Data with excited states

MLatom has a special data format for excited-state information. The general formats are the same as usual, i.e., everything revolves around Python classes molecule, molecular_database, molecular_trajectory which can be dumped, loaded, and have many useful properties (see the dedicated tutorial). Here we explain how to access and add excited-state proporties in such data formats, which is essential to know, e.g., when you want to train an ML model. Interfaces to third-party electronic-structure programsa nd ML models for excited states must also conform with this data format.

First of all, molecule.electronic_states stores information about different electronic state properties. The advantage of this format is that it allows to access a property of any state the same way as accessing a property of a ‘normal’ molecule object. For example:

# assume we obtained electronic state properties for some mlatom.data.molecule() instance mol
# let's get S1 state
S1 = mol.electronic_states[1]
print(f'Energy of S1 state is {S1.energy} Hartree')
print(f'Its forces are (in Hartree/Angstrom)')
print(-S1.energy_gradients)
print(f'checking multiplicity: {S1.multiplicity}')

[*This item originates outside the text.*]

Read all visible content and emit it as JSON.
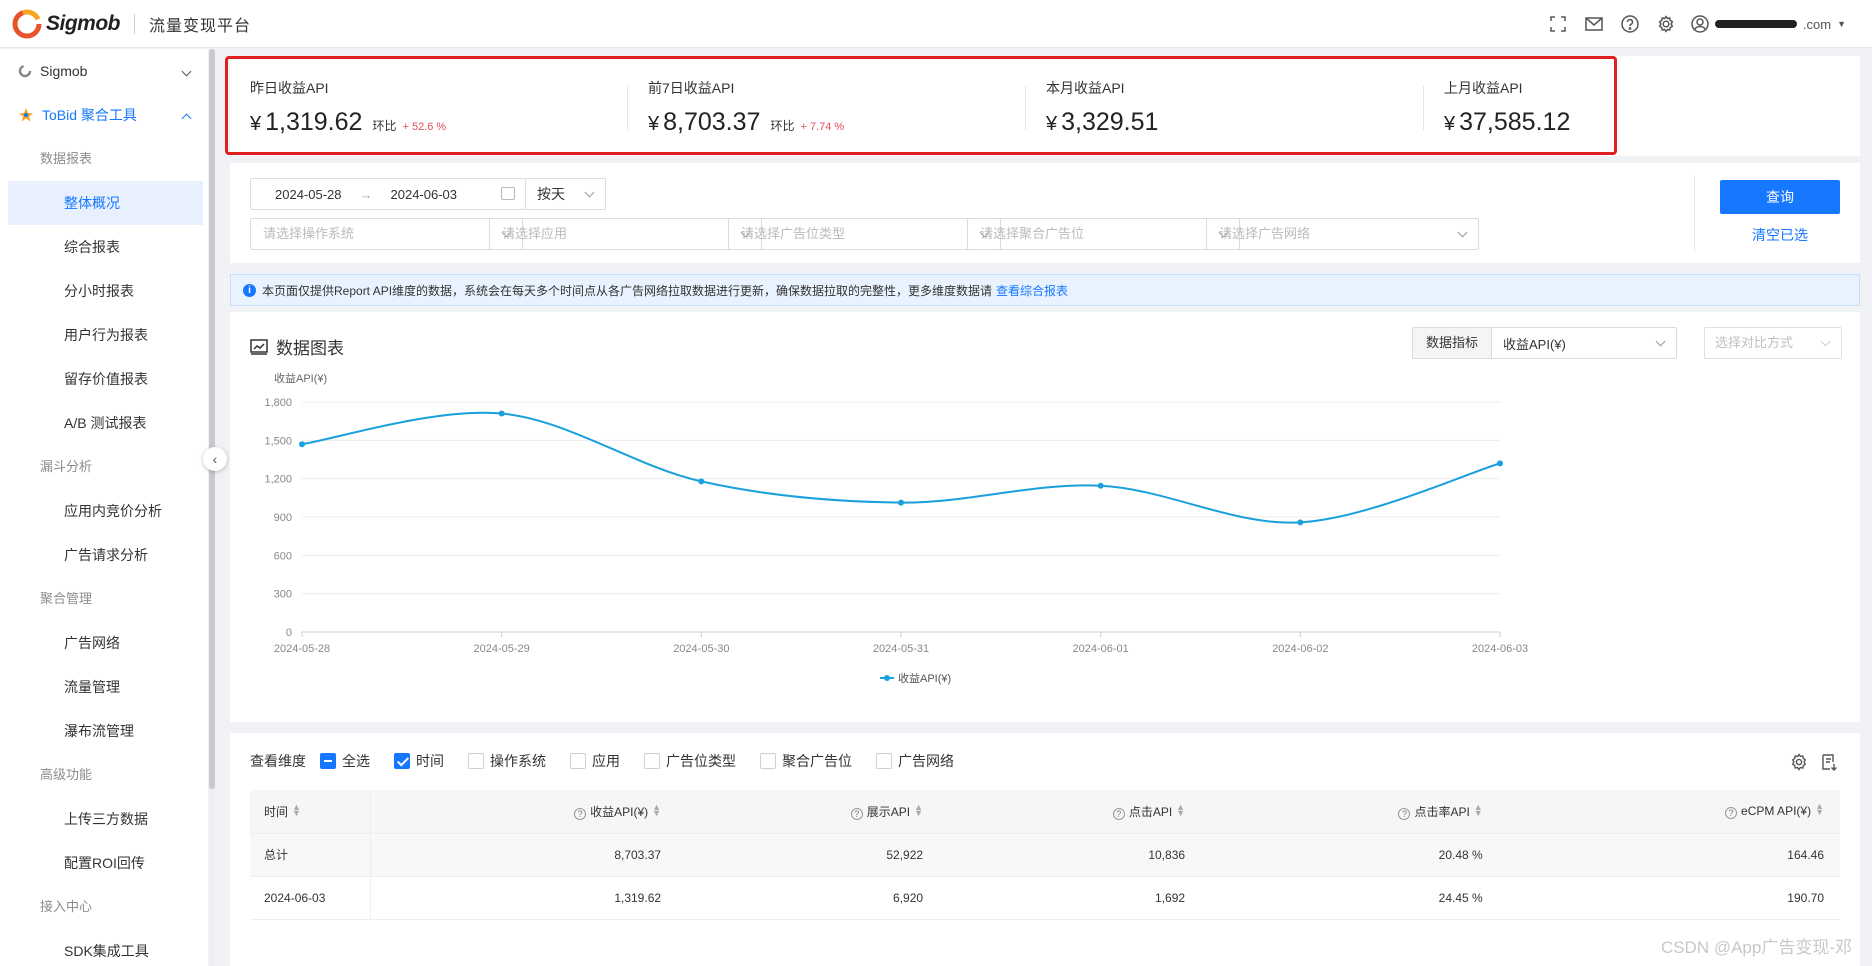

Often, we want to extract or add information involving a pair of states, e.g., excitation energy (from the ground to excited state) or oscillator strengths. These special properties can be accessed or added as:

mol.excitation_energies = np.array([0.01, 0.003]) * mlatom.constants.eV2hartree # excitation energies must be in hartree
mol.oscillator_strengths = np.array([0.5, 0.001])

We can also access and add couplings, e.g., nonadiabatic couplings as molecule.nonadiabatic_coupling_vectors where they are matrices corresponding to each pair of state and each atom:

If you need to transform data into MLatom format, the most difficult part might be how to create electronic states. Here is a simple example:

import mlatom as ml
mol = ml.molecule()
# get some coordinates, etc. (can be done later too)
...
mol.electronic_states = [mol.copy(atomic_labels=[], molecular_labels=[]) for ii in range(mol.nstates)]
# example of getting some properties
ground_state_energy = ...
first_excitation_energy = ...
mol.electronic_states[0].energy = ground_state_energy
mol.electronic_states[1].energy = ground_state_energy + first_excitation_energy # all in hartree!
# or
first_excited_state_energy = ground_state_energy + first_excitation_energy
mol.electronic_states[1].energy = first_excited_state_energy
# this scheme is particular useful if you have different spin states for different states:
mol.electronic_states[0].multiplicity = 1 # ground state is S0, singlet
mol.electronic_states[1].multiplicity = 3 # first excited states is T1, triplet.
# a small trick is that mlatom will populate electronic state energies
# if mol.electronic_states[0].energy is available and we assign excitation_energies (in hartree)
mol.excitation_energies = np.array([0.01, 0.003]) * mlatom.constants.eV2hartree
# you can check if they are equal
mol.electronic_state[2].energy == ground_state_energy + mol.excitation_energies[1]